Hospital-led home care is a new model that is now being evaluated in small programs. It has many attractive features, but is inefficient in some ways – for example, there are few nurse visits per day compared to what nurses can do when patients are pooled.
Some emergency departments have been able to identify patients who need more testing before discharge and, instead of admitting them to the hospital, care for them in observation units for less than 24 hours. There may be a cohort of patients whose care lies between emergency observation and full admission.
It’s possible that community-level hospitals could expand into new facilities that are easier, cheaper to build and get online faster, but this expansion could account for perhaps 25% of patients knocking on doors to get beds in existing facilities. to get.

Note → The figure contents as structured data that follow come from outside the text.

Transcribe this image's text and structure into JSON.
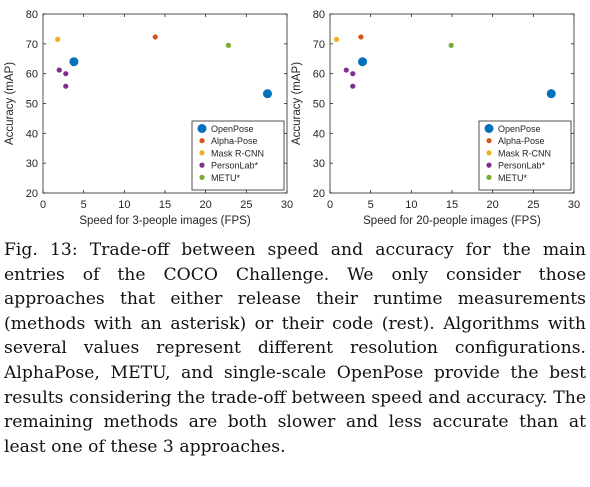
{
  "figure": {
    "caption": "Fig. 13: Trade-off between speed and accuracy for the main entries of the COCO Challenge. We only consider those approaches that either release their runtime measurements (methods with an asterisk) or their code (rest). Algorithms with several values represent different resolution configurations. AlphaPose, METU, and single-scale OpenPose provide the best results considering the trade-off between speed and accuracy. The remaining methods are both slower and less accurate than at least one of these 3 approaches."
  },
  "chart_data": [
    {
      "type": "scatter",
      "xlabel": "Speed for 3-people images (FPS)",
      "ylabel": "Accuracy (mAP)",
      "xlim": [
        0,
        30
      ],
      "ylim": [
        20,
        80
      ],
      "xticks": [
        0,
        5,
        10,
        15,
        20,
        25,
        30
      ],
      "yticks": [
        20,
        30,
        40,
        50,
        60,
        70,
        80
      ],
      "grid": false,
      "legend_position": "bottom-right",
      "series": [
        {
          "name": "OpenPose",
          "color": "#0072bd",
          "points": [
            [
              3.8,
              64
            ],
            [
              27.6,
              53.3
            ]
          ]
        },
        {
          "name": "Alpha-Pose",
          "color": "#d95319",
          "points": [
            [
              13.8,
              72.3
            ]
          ]
        },
        {
          "name": "Mask R-CNN",
          "color": "#edb120",
          "points": [
            [
              1.8,
              71.5
            ]
          ]
        },
        {
          "name": "PersonLab*",
          "color": "#7e2f8e",
          "points": [
            [
              2.0,
              61.2
            ],
            [
              2.8,
              60.0
            ],
            [
              2.8,
              55.8
            ]
          ]
        },
        {
          "name": "METU*",
          "color": "#77ac30",
          "points": [
            [
              22.8,
              69.5
            ]
          ]
        }
      ]
    },
    {
      "type": "scatter",
      "xlabel": "Speed for 20-people images (FPS)",
      "ylabel": "Accuracy (mAP)",
      "xlim": [
        0,
        30
      ],
      "ylim": [
        20,
        80
      ],
      "xticks": [
        0,
        5,
        10,
        15,
        20,
        25,
        30
      ],
      "yticks": [
        20,
        30,
        40,
        50,
        60,
        70,
        80
      ],
      "grid": false,
      "legend_position": "bottom-right",
      "series": [
        {
          "name": "OpenPose",
          "color": "#0072bd",
          "points": [
            [
              4.0,
              64
            ],
            [
              27.2,
              53.3
            ]
          ]
        },
        {
          "name": "Alpha-Pose",
          "color": "#d95319",
          "points": [
            [
              3.8,
              72.3
            ]
          ]
        },
        {
          "name": "Mask R-CNN",
          "color": "#edb120",
          "points": [
            [
              0.8,
              71.5
            ]
          ]
        },
        {
          "name": "PersonLab*",
          "color": "#7e2f8e",
          "points": [
            [
              2.0,
              61.2
            ],
            [
              2.8,
              60.0
            ],
            [
              2.8,
              55.8
            ]
          ]
        },
        {
          "name": "METU*",
          "color": "#77ac30",
          "points": [
            [
              14.9,
              69.5
            ]
          ]
        }
      ]
    }
  ]
}
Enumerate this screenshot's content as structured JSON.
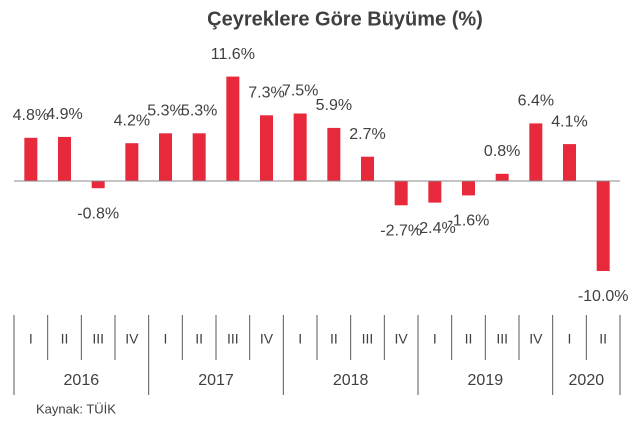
{
  "chart_data": {
    "type": "bar",
    "title": "Çeyreklere Göre Büyüme (%)",
    "categories": [
      "I",
      "II",
      "III",
      "IV",
      "I",
      "II",
      "III",
      "IV",
      "I",
      "II",
      "III",
      "IV",
      "I",
      "II",
      "III",
      "IV",
      "I",
      "II"
    ],
    "groups": [
      "2016",
      "2017",
      "2018",
      "2019",
      "2020"
    ],
    "values": [
      4.8,
      4.9,
      -0.8,
      4.2,
      5.3,
      5.3,
      11.6,
      7.3,
      7.5,
      5.9,
      2.7,
      -2.7,
      -2.4,
      -1.6,
      0.8,
      6.4,
      4.1,
      -10.0
    ],
    "value_labels": [
      "4.8%",
      "4.9%",
      "-0.8%",
      "4.2%",
      "5.3%",
      "5.3%",
      "11.6%",
      "7.3%",
      "7.5%",
      "5.9%",
      "2.7%",
      "-2.7%",
      "-2.4%",
      "-1.6%",
      "0.8%",
      "6.4%",
      "4.1%",
      "-10.0%"
    ],
    "color": "#e8293b",
    "source": "Kaynak: TÜİK"
  }
}
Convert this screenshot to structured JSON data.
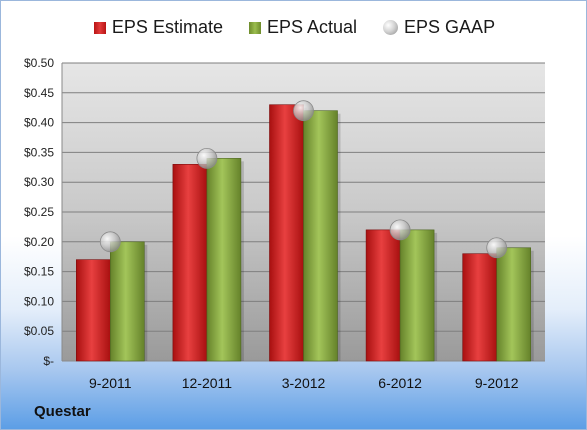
{
  "company": "Questar",
  "legend": {
    "estimate": "EPS Estimate",
    "actual": "EPS Actual",
    "gaap": "EPS GAAP"
  },
  "colors": {
    "estimate": "#d42a2a",
    "actual": "#8aae42",
    "gaap": "#c8c8c8"
  },
  "chart_data": {
    "type": "bar",
    "categories": [
      "9-2011",
      "12-2011",
      "3-2012",
      "6-2012",
      "9-2012"
    ],
    "series": [
      {
        "name": "EPS Estimate",
        "values": [
          0.17,
          0.33,
          0.43,
          0.22,
          0.18
        ]
      },
      {
        "name": "EPS Actual",
        "values": [
          0.2,
          0.34,
          0.42,
          0.22,
          0.19
        ]
      },
      {
        "name": "EPS GAAP",
        "values": [
          0.2,
          0.34,
          0.42,
          0.22,
          0.19
        ]
      }
    ],
    "yticks": [
      "$-",
      "$0.05",
      "$0.10",
      "$0.15",
      "$0.20",
      "$0.25",
      "$0.30",
      "$0.35",
      "$0.40",
      "$0.45",
      "$0.50"
    ],
    "ylim": [
      0,
      0.5
    ],
    "grid": true,
    "legend_position": "top"
  }
}
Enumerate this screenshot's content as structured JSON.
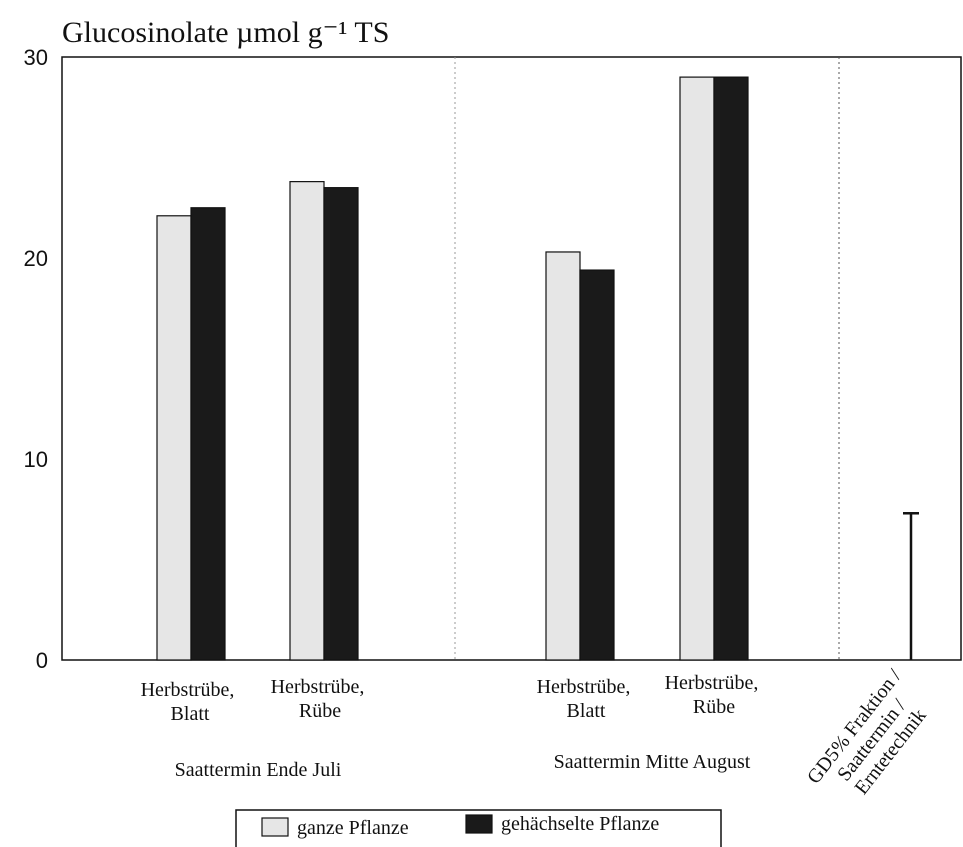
{
  "chart_data": {
    "type": "bar",
    "title": "Glucosinolate µmol g⁻¹ TS",
    "ylim": [
      0,
      30
    ],
    "yticks": [
      "0",
      "10",
      "20",
      "30"
    ],
    "groups": [
      {
        "label": "Saattermin Ende Juli",
        "categories": [
          {
            "line1": "Herbstrübe,",
            "line2": "Blatt"
          },
          {
            "line1": "Herbstrübe,",
            "line2": "Rübe"
          }
        ]
      },
      {
        "label": "Saattermin Mitte August",
        "categories": [
          {
            "line1": "Herbstrübe,",
            "line2": "Blatt"
          },
          {
            "line1": "Herbstrübe,",
            "line2": "Rübe"
          }
        ]
      }
    ],
    "series": [
      {
        "name": "ganze Pflanze",
        "color": "#e6e6e6",
        "values": [
          22.1,
          23.8,
          20.3,
          29.0
        ]
      },
      {
        "name": "gehächselte Pflanze",
        "color": "#1a1a1a",
        "values": [
          22.5,
          23.5,
          19.4,
          29.0
        ]
      }
    ],
    "lsd": {
      "value": 7.3,
      "lines": [
        "GD5% Fraktion /",
        "Saattermin /",
        "Erntetechnik"
      ]
    }
  }
}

Tent hospitals may be another option. These are usually built on hospital grounds, but have also been built in arenas. Such basic models can be transformed into permanent buildings that are cheaper and faster to build than traditional hospitals. For example, in the early days of the Covid-19 pandemic, China built two hospitals with more than 500 beds in 10 days. These were of basic functionality to deal with epidemics, but could serve as models for future expansion of US emergency and hospital capacity.
Of course, expanding the physical capacity of emergency departments and hospitals will require more caregivers. Any plan should therefore include staff development. This could be even more challenging than planning for physical capacity, with a looming shortage of doctors, nurses and other health professionals before the pandemic broke out and the fact that healthcare careers are less attractive now than they were two years ago.
No one wants to be cared for in the hallway of an emergency department or hospital, and hospital staff don’t want to provide care they know is inferior. The argument for expanding the facilities is indisputable – and the discussion of how this is conceived, built and operated should have been a “day 1” priority.
Anyone who plays a supervisory role in local health care should be required to spend 12 hours in an emergency department in their jurisdiction from 3 p.m. to 3 a.m., seeing parents on stretchers in the hallway, not before hours, but for days.
Stephen Bohan is a retired emergency medicine physician who worked at Brigham and Women’s Hospital in Boston and was an associate professor of emergency medicine at Harvard Medical School.